A família mostra-se perdida diante da polêmica da ruptura que a velha senhora empreende, pois , com sua cólera, faz cair as máscaras da falsidade que adornam o rosto de seus componentes.

“Todos se entreolharam polidos, sorrindo cegamente, abstratos como se um cachorro tivesse feito pipi na sala. Com estoicismo, começaram as vozes e risadas.” (C.L., 1998, p. 62).

“As pessoas ficaram sentadas benevolentes. Algumas com a atenção voltada para dentro de si, à espera de alguma coisa a dizer.” (C.L., 1998, p.63).

“Mas as luzes eram mais pálidas que a tensão pálida da tarde. E o crepúsculo de Copacabana, sem ceder, no entanto se alargava cada vez mais e penetrava pelas janelas como um peso.” (C.L., 1998, p. 63).

O narrador demonstra, por meio da figura “peso”, que todos ali estavam também ansiosos para irem embora.

“E por assim dizer, de novo a festa estava terminada.” (C.l., 1998, p. 63).

“Pisado o último degrau, com alívio os convidados se encontraram na tranqüilidade fresca da rua.” (C.l., 1998, p66).

“Todos sentindo obscuramente que na despedida se poderia talvez, agora sem perigo de compromisso, ser bom e dizer aquela palavra a mais que palavra? Eles não sabiam propriamente, e olhavam-se sorrindo, mudos. Era um instante que pedia para ser vivo. Mas que era morto.” (C.L., 1998, p. 66).

As reações violentas da velha interrompem antecipadamente a festa. O ritual ainda se estende um pouco mais, os atores insistem e se esforçam para se ater ao script dos aniversários e sustentar uma felicidade que já foi escandalosamente denunciada. Felicidade que, como um bolo mal batido, desandou. Os filhos, que quase nunca se vêem ou se falam, apressam-se nas despedidas. Um deles presenteia a velha com um doloroso e irônico “até o ano que vem”.

Cantam os parabéns, “festejam”, logo em seguida se despedem e vão embora.

Percebe-se, então, que a festa de aniversário se processa apenas no nível do parecer. O título do conto Feliz aniversário sugere a leitura irônica dos “laços de família” que, na visão do enunciador, se tornam fragilizados, pois a confraternização familiar não acontece verdadeiramente.

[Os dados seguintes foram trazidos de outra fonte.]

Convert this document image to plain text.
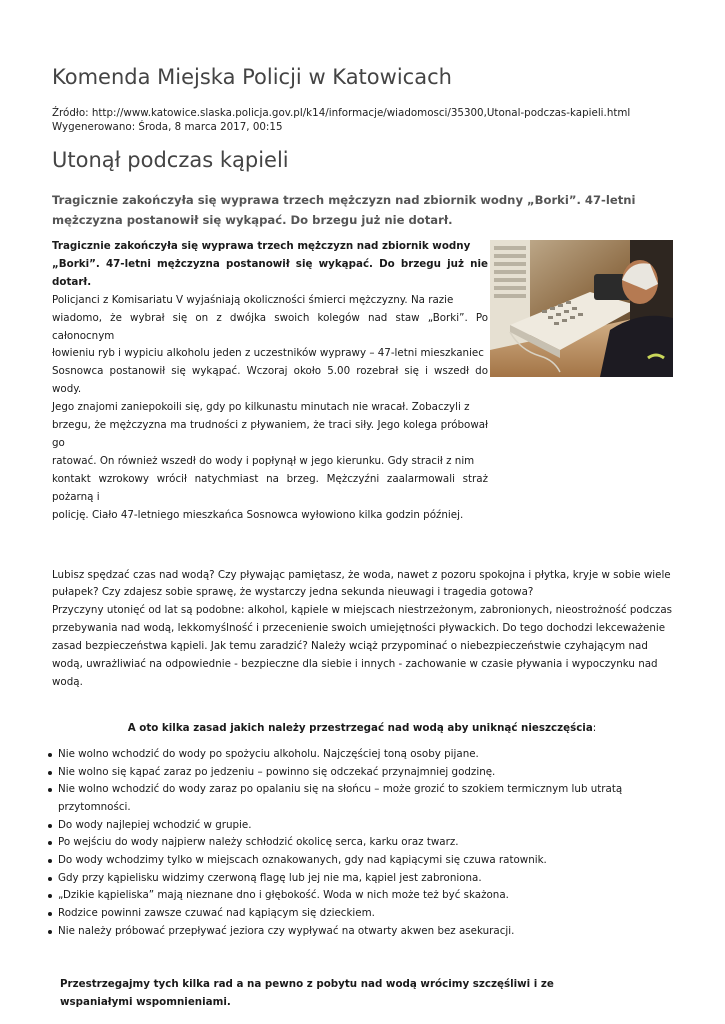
Komenda Miejska Policji w Katowicach
Źródło: http://www.katowice.slaska.policja.gov.pl/k14/informacje/wiadomosci/35300,Utonal-podczas-kapieli.html
Wygenerowano: Środa, 8 marca 2017, 00:15
Utonął podczas kąpieli

Tragicznie zakończyła się wyprawa trzech mężczyzn nad zbiornik wodny „Borki”. 47-letni mężczyzna postanowił się wykąpać. Do brzegu już nie dotarł.

Tragicznie zakończyła się wyprawa trzech mężczyzn nad zbiornik wodny
„Borki”. 47-letni mężczyzna postanowił się wykąpać. Do brzegu już nie dotarł.
Policjanci z Komisariatu V wyjaśniają okoliczności śmierci mężczyzny. Na razie
wiadomo, że wybrał się on z dwójka swoich kolegów nad staw „Borki”. Po całonocnym
łowieniu ryb i wypiciu alkoholu jeden z uczestników wyprawy – 47-letni mieszkaniec
Sosnowca postanowił się wykąpać. Wczoraj około 5.00 rozebrał się i wszedł do wody.
Jego znajomi zaniepokoili się, gdy po kilkunastu minutach nie wracał. Zobaczyli z
brzegu, że mężczyzna ma trudności z pływaniem, że traci siły. Jego kolega próbował go
ratować. On również wszedł do wody i popłynął w jego kierunku. Gdy stracił z nim
kontakt wzrokowy wrócił natychmiast na brzeg. Mężczyźni zaalarmowali straż pożarną i
policję. Ciało 47-letniego mieszkańca Sosnowca wyłowiono kilka godzin później.

Lubisz spędzać czas nad wodą? Czy pływając pamiętasz, że woda, nawet z pozoru spokojna i płytka, kryje w sobie wiele pułapek? Czy zdajesz sobie sprawę, że wystarczy jedna sekunda nieuwagi i tragedia gotowa?

Przyczyny utonięć od lat są podobne: alkohol, kąpiele w miejscach niestrzeżonym, zabronionych, nieostrożność podczas przebywania nad wodą, lekkomyślność i przecenienie swoich umiejętności pływackich. Do tego dochodzi lekceważenie zasad bezpieczeństwa kąpieli. Jak temu zaradzić? Należy wciąż przypominać o niebezpieczeństwie czyhającym nad wodą, uwrażliwiać na odpowiednie - bezpieczne dla siebie i innych - zachowanie w czasie pływania i wypoczynku nad wodą.

A oto kilka zasad jakich należy przestrzegać nad wodą aby uniknąć nieszczęścia:
Nie wolno wchodzić do wody po spożyciu alkoholu. Najczęściej toną osoby pijane.
Nie wolno się kąpać zaraz po jedzeniu – powinno się odczekać przynajmniej godzinę.
Nie wolno wchodzić do wody zaraz po opalaniu się na słońcu – może grozić to szokiem termicznym lub utratą przytomności.
Do wody najlepiej wchodzić w grupie.
Po wejściu do wody najpierw należy schłodzić okolicę serca, karku oraz twarz.
Do wody wchodzimy tylko w miejscach oznakowanych, gdy nad kąpiącymi się czuwa ratownik.
Gdy przy kąpielisku widzimy czerwoną flagę lub jej nie ma, kąpiel jest zabroniona.
„Dzikie kąpieliska” mają nieznane dno i głębokość. Woda w nich może też być skażona.
Rodzice powinni zawsze czuwać nad kąpiącym się dzieckiem.
Nie należy próbować przepływać jeziora czy wypływać na otwarty akwen bez asekuracji.

Przestrzegajmy tych kilka rad a na pewno z pobytu nad wodą wrócimy szczęśliwi i ze wspaniałymi wspomnieniami.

A velha senhora de Clarice Lispector, desperta a simpatia pela coragem e pelo olhar crítico que despeja sobre os sentimentos burocráticos de sua família, e ainda pelo modo como se contém até que, não cabendo mais em si, transforma todas as palavras que lhe entravam na mente numa grosseira cusparada, despertando, também por isso, e pelos sentimentos duros, e pela sua burocracia interior (ao fim do relato, tudo o que se pergunta é se haverá jantar…), a repulsa. Ou, pelo menos, provoca no leitor uma série de sentimentos ambíguos e incompatíveis entre si.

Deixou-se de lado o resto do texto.